Archangel A.D. – Casus Belli (Self-Released)Monday, 9th August 2021
Familiar to this scribe through their 2018 Warband EP, Texas thrashers Archangel A.D. return with their latest full-length Casus Belli. Establishing a sound with noted 80’s-oriented Bay Area riffing techniques and old school power rhythm section mechanics, these nine tracks seem to expand the influence toolbox from which the quartet grab ahold – incorporating some more mid-tempo and left field twists to keep ears sharp and entertained.
No one can deny the Kill ‘Em All-period Metallica influence when it comes to specific heads down riffing, relentless snare hits, and the fluid bass prominence that take place in key sections of cuts like “Bet on Death” and “Beacons” – bassist Justin Lopez even employing a bit of that Hetfield-like snarl in lower doses on the latter. The razor-sharp twin rhythms often build into these crushing walls of axe displays with subtle interplay moments that keep the energy level at peak performance – “Celestion” a mid-album favorite in this regard, the lead breaks tradeoff mixes of shredding and bluesy, frantic magic. The outside the box song for this record is the Spanish-led “Sangre de las Montañas”. The chanting, handclaps, and acoustic strumming making this a catchy number outside the thrash norm, providing that aural cleansing effort before the epic “Demonolith” kicks in, another Sabbath-like outing with outstanding lead breaks, an evil doom foundation for the first half transforming into an Anthrax-oriented pounding effort with more headbanging rhythms and sinister bass play.
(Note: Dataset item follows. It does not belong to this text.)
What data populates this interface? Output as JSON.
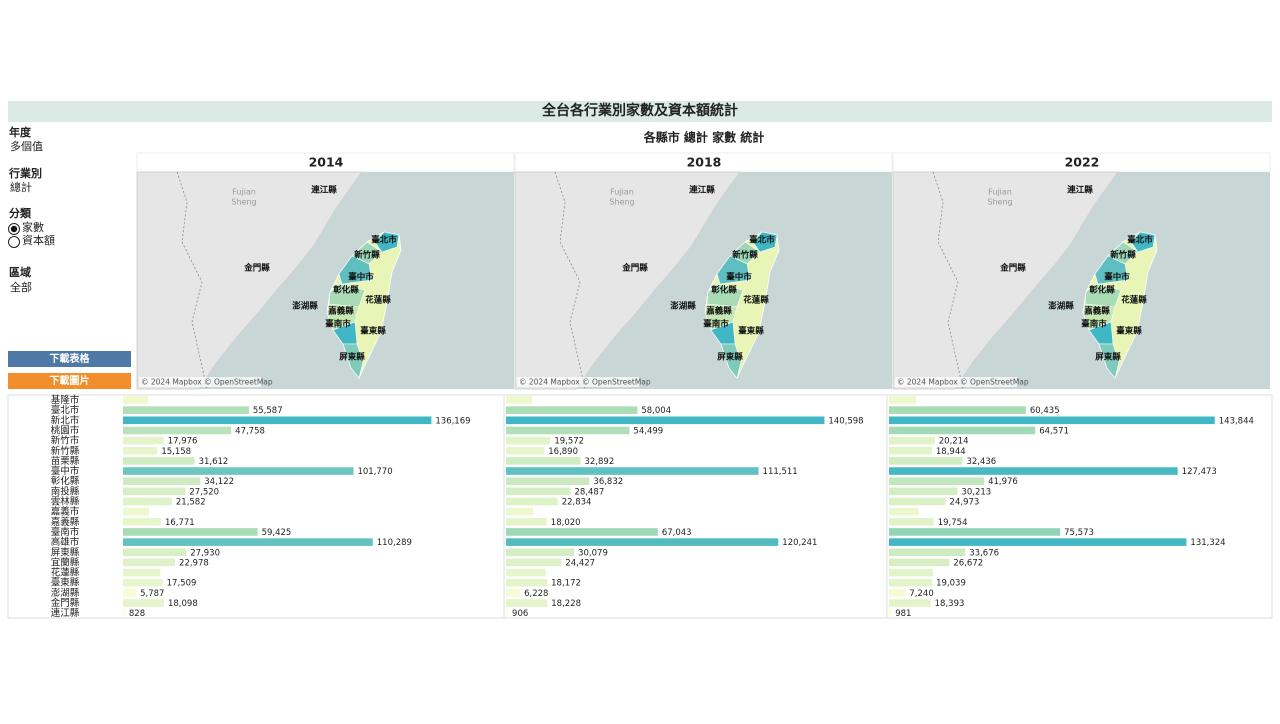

Ending the record on a softer, 70’s blues-like metal ballad for “Door to the Moon” showcases Justin’s melodic improvement with his vocals – rearing back for some poignant moments in the chorus.
Versatility is the main strength of this record and Archangel A.D. in general – including lyrical topics from reality to Tolkien at their disposal. They can obliterate minds and bodies in the thrash platform they are familiar with, but those added Spanish/bluesy influences can be a game-changer for long-term appeal as the band hits the road.